Exactness of belief propagation for some graphical models with loops

It is well known that an arbitrary graphical model of statistical inference defined on a tree, i.e. on a graph without loops, is solved exactly and efficiently by an iterative belief propagation ( BP) algorithm convergent to the unique minimum of the so-called Bethe free energy functional. For a general graphical model on a loopy graph, the functional may show multiple minima, the iterative BP algorithm may converge to one of the minima or may not converge at all, and the global minimum of the Bethe free energy functional is not guaranteed to correspond to the optimal maximum likelihood (ML) solution in the zero-temperature limit.
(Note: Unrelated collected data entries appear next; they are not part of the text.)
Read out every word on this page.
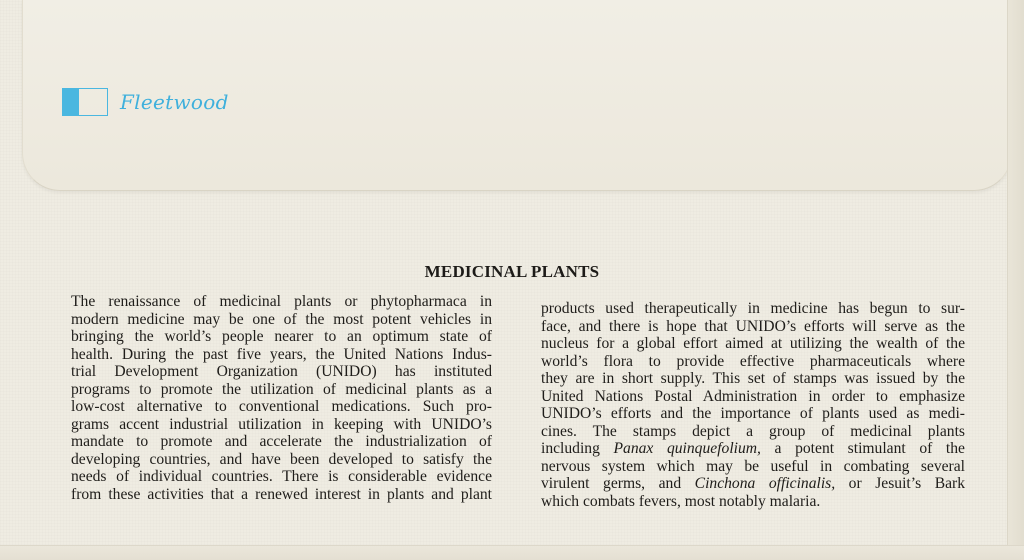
Fleetwood
MEDICINAL PLANTS
The renaissance of medicinal plants or phytopharmaca in
modern medicine may be one of the most potent vehicles in
bringing the world’s people nearer to an optimum state of
health. During the past five years, the United Nations Indus-
trial Development Organization (UNIDO) has instituted
programs to promote the utilization of medicinal plants as a
low-cost alternative to conventional medications. Such pro-
grams accent industrial utilization in keeping with UNIDO’s
mandate to promote and accelerate the industrialization of
developing countries, and have been developed to satisfy the
needs of individual countries. There is considerable evidence
from these activities that a renewed interest in plants and plant
products used therapeutically in medicine has begun to sur-
face, and there is hope that UNIDO’s efforts will serve as the
nucleus for a global effort aimed at utilizing the wealth of the
world’s flora to provide effective pharmaceuticals where
they are in short supply. This set of stamps was issued by the
United Nations Postal Administration in order to emphasize
UNIDO’s efforts and the importance of plants used as medi-
cines. The stamps depict a group of medicinal plants
including Panax quinquefolium, a potent stimulant of the
nervous system which may be useful in combating several
virulent germs, and Cinchona officinalis, or Jesuit’s Bark
which combats fevers, most notably malaria.
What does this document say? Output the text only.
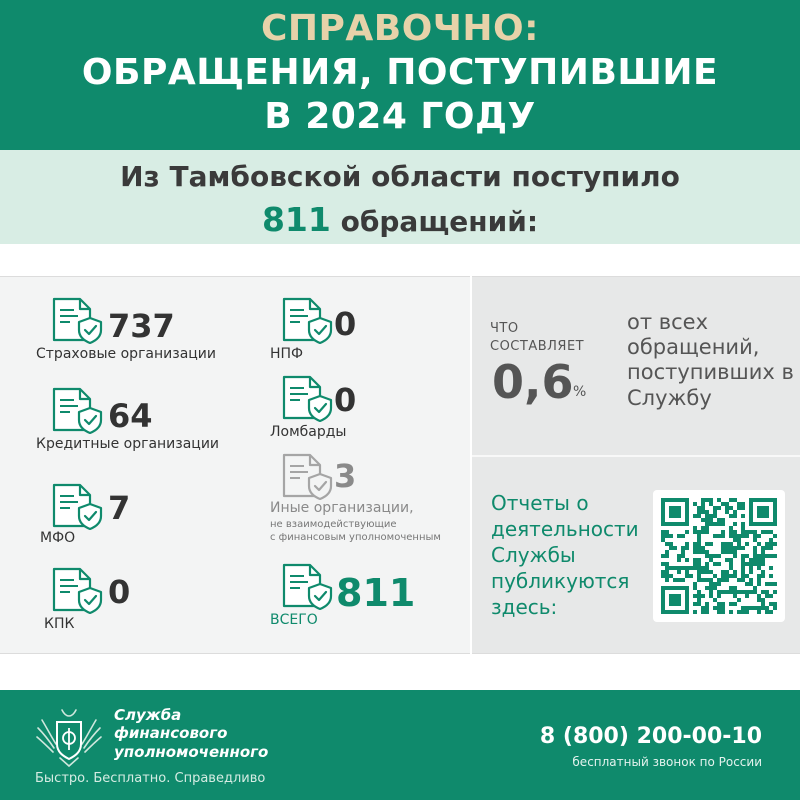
СПРАВОЧНО:
ОБРАЩЕНИЯ, ПОСТУПИВШИЕ
В 2024 ГОДУ
Из Тамбовской области поступило
811 обращений:
737
Страховые организации
64
Кредитные организации
7
МФО
0
КПК
0
НПФ
0
Ломбарды
3
Иные организации,
не взаимодействующие
с финансовым уполномоченным
811
ВСЕГО
ЧТО
СОСТАВЛЯЕТ
0,6 %
от всех обращений, поступивших в Службу
Отчеты о деятельности Службы публикуются здесь:
Служба
финансового
уполномоченного
Быстро. Бесплатно. Справедливо
8 (800) 200-00-10
бесплатный звонок по России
However, there are exceptions to this general rule, discussed by Kolmogorov and Wainwright (2005) and by Bayati et al (2006, 2008) in two different contexts, where the zero-temperature version of the BP algorithm finds the ML solution for special models on graphs with loops. These two models share a key feature: their ML solutions can be found by an efficient linear programming (LP) algorithm with a totally uni-modular (TUM) matrix of constraints. Generalizing the two models, we consider a class of graphical models reducible in the zero-temperature limit to LP with TUM constraints. Assuming that a gedanken algorithm, g-BP, for finding the global minimum of the Bethe free energy is available, we show that in the limit of zero temperature, g-BP outputs the ML solution. Our consideration is based on equivalence established between gapless linear programming (LP) relaxation of the graphical model in the T -> 0 limit and the respective LP version of the Bethe free energy minimization.